The Jakarta Post reported that Indonesian government claims that significant progress has been made in the effort to make Indonesia an Extractive Industries Transparency Initiative compliant country, a step that would improve the reputation of Indonesia’s mining industry.
Under the EITI framework, extractive companies are required to submit data regarding taxes and other payments to the government in regard to their exploration and exploitation activities.
Government institutions, in this case the Finance Ministry and local administrations collecting revenues from the businesses are also required to submit data regarding the revenues. EITI proponents in the country have argued that by being EITI compliant, Indonesia would attract more international investors in extractive industries.
Poor governance in the sector, they have said, makes Indonesia less attractive for foreign investment.
The coordinating economic minister’s deputy for energy and mineral resources, Mr Wimpy S Tjetjep said Indonesia’s EITI secretariat had received almost all reports from both private industry and government institutions. He said that “As of now, about 88% of the companies have submitted their reports to us, while government institutions have completed around 86 percent of their data. If everything goes as planned, Indonesia will become an EITI compliant country and this means more transparency over income from the mining sector.”

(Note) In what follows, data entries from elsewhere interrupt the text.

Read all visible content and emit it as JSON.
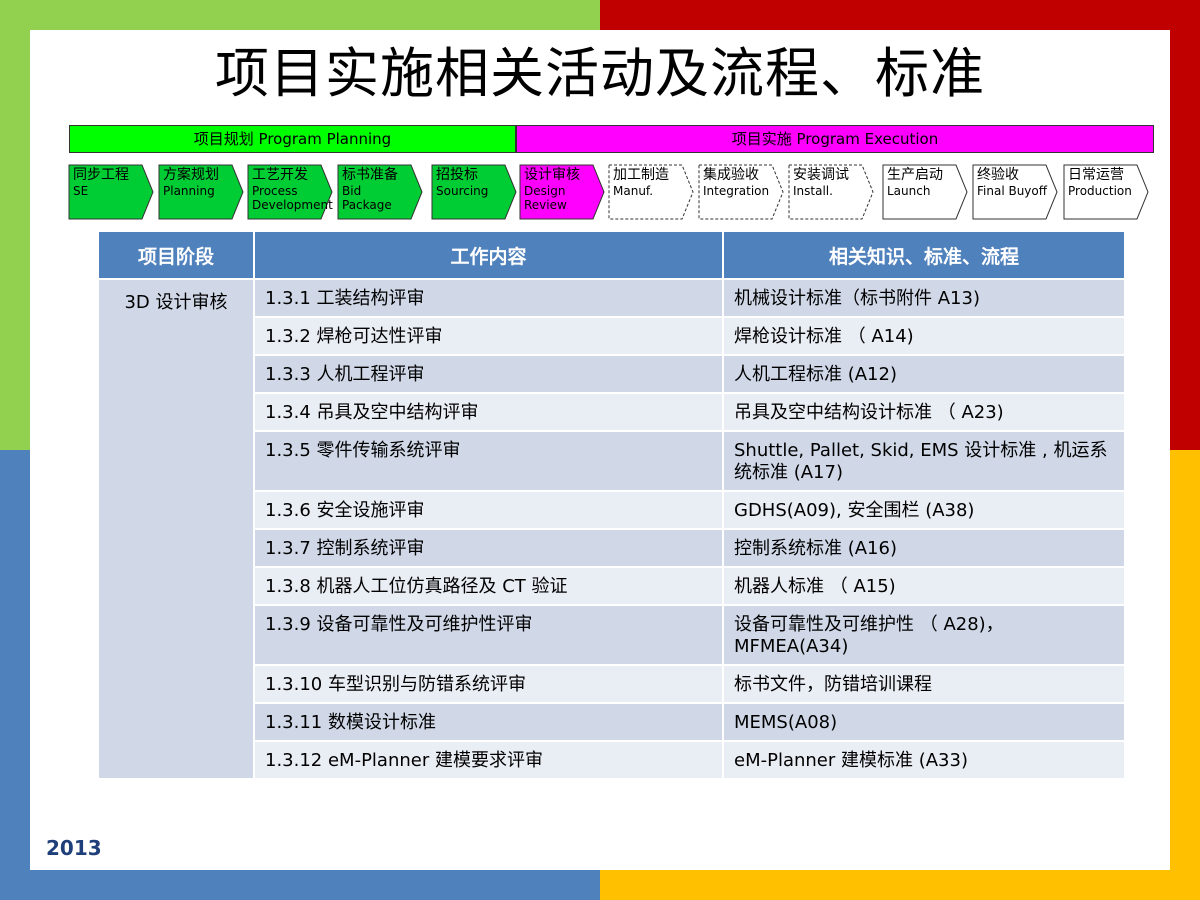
{
  "title": "项目实施相关活动及流程、标准",
  "phases": {
    "planning": "项目规划   Program Planning",
    "execution": "项目实施   Program Execution"
  },
  "steps": [
    {
      "l1": "同步工程",
      "l2": "SE",
      "fill": "#00cc33"
    },
    {
      "l1": "方案规划",
      "l2": "Planning",
      "fill": "#00cc33"
    },
    {
      "l1": "工艺开发",
      "l2": "Process Development",
      "fill": "#00cc33"
    },
    {
      "l1": "标书准备",
      "l2": "Bid Package",
      "fill": "#00cc33"
    },
    {
      "l1": "招投标",
      "l2": "Sourcing",
      "fill": "#00cc33"
    },
    {
      "l1": "设计审核",
      "l2": "Design Review",
      "fill": "#ff00ff"
    },
    {
      "l1": "加工制造",
      "l2": "Manuf.",
      "fill": "#ffffff"
    },
    {
      "l1": "集成验收",
      "l2": "Integration",
      "fill": "#ffffff"
    },
    {
      "l1": "安装调试",
      "l2": "Install.",
      "fill": "#ffffff"
    },
    {
      "l1": "生产启动",
      "l2": "Launch",
      "fill": "#ffffff"
    },
    {
      "l1": "终验收",
      "l2": "Final Buyoff",
      "fill": "#ffffff"
    },
    {
      "l1": "日常运营",
      "l2": "Production",
      "fill": "#ffffff"
    }
  ],
  "table": {
    "headers": [
      "项目阶段",
      "工作内容",
      "相关知识、标准、流程"
    ],
    "phase": "3D 设计审核",
    "rows": [
      {
        "work": "1.3.1  工装结构评审",
        "ref": "机械设计标准（标书附件 A13)"
      },
      {
        "work": "1.3.2  焊枪可达性评审",
        "ref": "焊枪设计标准 （ A14)"
      },
      {
        "work": "1.3.3  人机工程评审",
        "ref": "人机工程标准 (A12)"
      },
      {
        "work": "1.3.4  吊具及空中结构评审",
        "ref": "吊具及空中结构设计标准 （ A23)"
      },
      {
        "work": "1.3.5  零件传输系统评审",
        "ref": "Shuttle, Pallet, Skid, EMS 设计标准 , 机运系统标准 (A17)"
      },
      {
        "work": "1.3.6  安全设施评审",
        "ref": "GDHS(A09), 安全围栏 (A38)"
      },
      {
        "work": "1.3.7  控制系统评审",
        "ref": "控制系统标准 (A16)"
      },
      {
        "work": "1.3.8  机器人工位仿真路径及 CT 验证",
        "ref": "机器人标准 （ A15)"
      },
      {
        "work": "1.3.9  设备可靠性及可维护性评审",
        "ref": "设备可靠性及可维护性 （ A28)，  MFMEA(A34)"
      },
      {
        "work": "1.3.10  车型识别与防错系统评审",
        "ref": "标书文件，防错培训课程"
      },
      {
        "work": "1.3.11  数模设计标准",
        "ref": "MEMS(A08)"
      },
      {
        "work": "1.3.12 eM-Planner 建模要求评审",
        "ref": "eM-Planner 建模标准 (A33)"
      }
    ]
  },
  "footer": "2013"
}
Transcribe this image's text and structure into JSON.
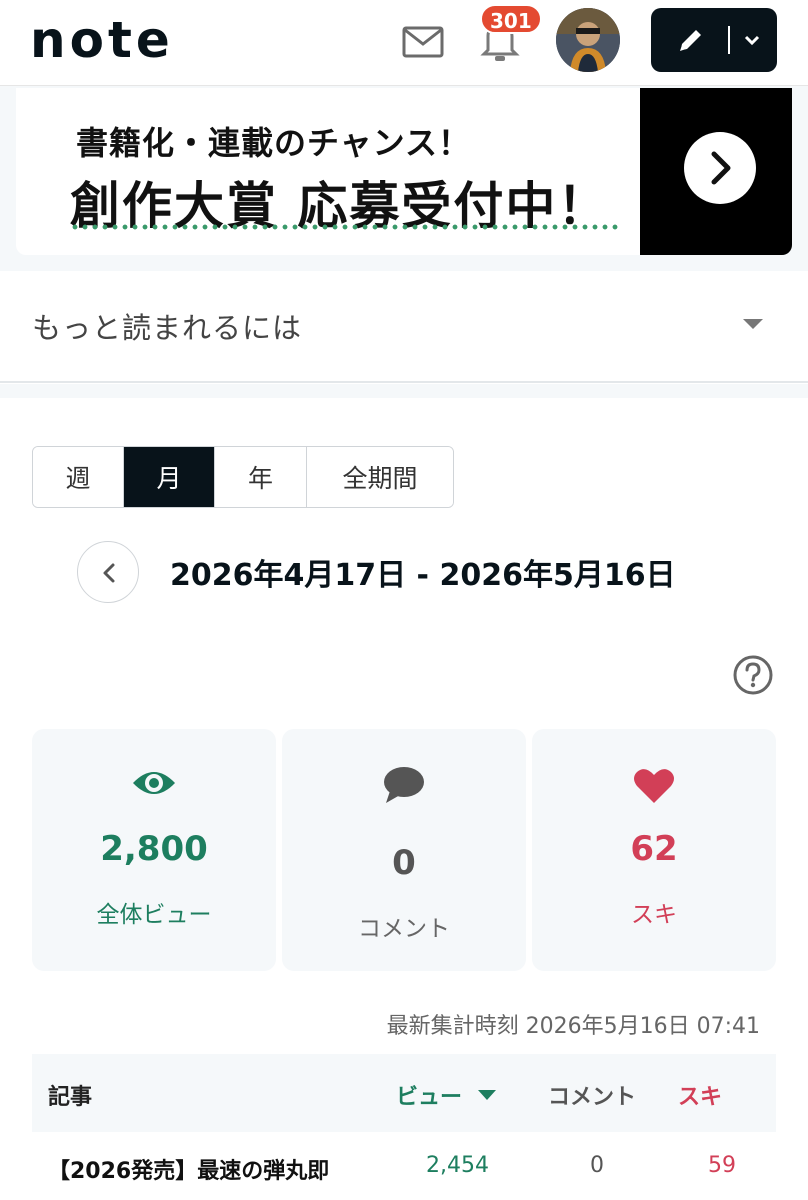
{
  "header": {
    "logo": "note",
    "notification_count": "301"
  },
  "banner": {
    "line1": "書籍化・連載のチャンス！",
    "line2": "創作大賞 応募受付中！"
  },
  "accordion": {
    "label": "もっと読まれるには"
  },
  "period_tabs": [
    {
      "label": "週",
      "active": false
    },
    {
      "label": "月",
      "active": true
    },
    {
      "label": "年",
      "active": false
    },
    {
      "label": "全期間",
      "active": false
    }
  ],
  "date_range": "2026年4月17日 - 2026年5月16日",
  "stats": {
    "views": {
      "value": "2,800",
      "label": "全体ビュー",
      "color": "#1d7e5f"
    },
    "comments": {
      "value": "0",
      "label": "コメント",
      "color": "#555555"
    },
    "likes": {
      "value": "62",
      "label": "スキ",
      "color": "#d23f57"
    }
  },
  "updated_at": "最新集計時刻 2026年5月16日 07:41",
  "table": {
    "headers": {
      "article": "記事",
      "views": "ビュー",
      "comments": "コメント",
      "likes": "スキ"
    },
    "rows": [
      {
        "title": "【2026発売】最速の弾丸即",
        "views": "2,454",
        "comments": "0",
        "likes": "59"
      }
    ]
  },
  "colors": {
    "accent_dark": "#08131a",
    "view_green": "#1d7e5f",
    "like_red": "#d23f57",
    "badge_red": "#e44a31"
  }
}
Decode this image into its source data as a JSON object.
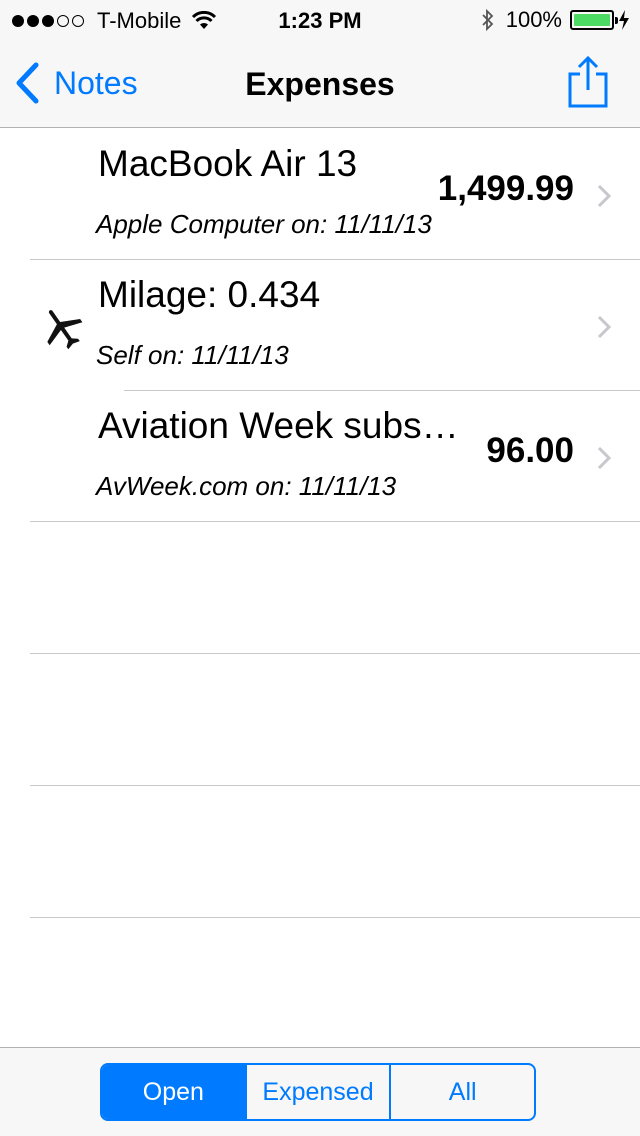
{
  "status": {
    "carrier": "T-Mobile",
    "signal_filled": 3,
    "signal_total": 5,
    "time": "1:23 PM",
    "battery": "100%",
    "battery_fraction": 1.0
  },
  "nav": {
    "back_label": "Notes",
    "title": "Expenses",
    "share_icon": "share-icon"
  },
  "expenses": [
    {
      "title": "MacBook Air 13",
      "subtitle": "Apple Computer on: 11/11/13",
      "amount": "1,499.99",
      "icon": ""
    },
    {
      "title": "Milage: 0.434",
      "subtitle": "Self on: 11/11/13",
      "amount": "",
      "icon": "airplane-icon"
    },
    {
      "title": "Aviation Week subs…",
      "subtitle": "AvWeek.com on: 11/11/13",
      "amount": "96.00",
      "icon": ""
    }
  ],
  "filter": {
    "segments": [
      "Open",
      "Expensed",
      "All"
    ],
    "selected": "Open"
  },
  "colors": {
    "accent": "#007aff",
    "battery": "#4cd964"
  }
}
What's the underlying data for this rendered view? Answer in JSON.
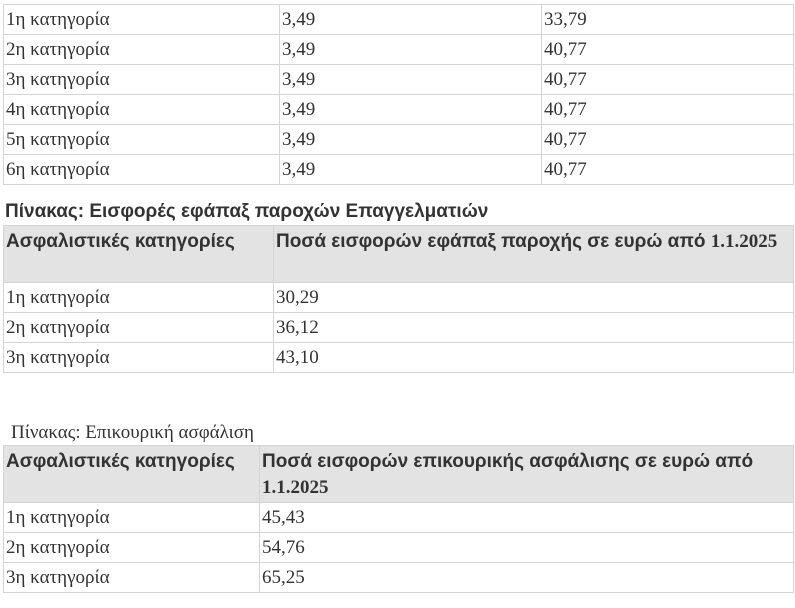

He added that “This is a crucial step for the country where income from the mining sector can be utilized as capital for development.”
There are at present 33 EITI-compliant countries. Indonesia is hoping to join the initiative, which is supported by the World Bank, within the next two years. Based on the Office of the Coordinating Economic Minister’s latest data, 15 out of 17 mineral mining companies and 49 out of 54 coal mining companies have completed and submitted their EITI compliance reports.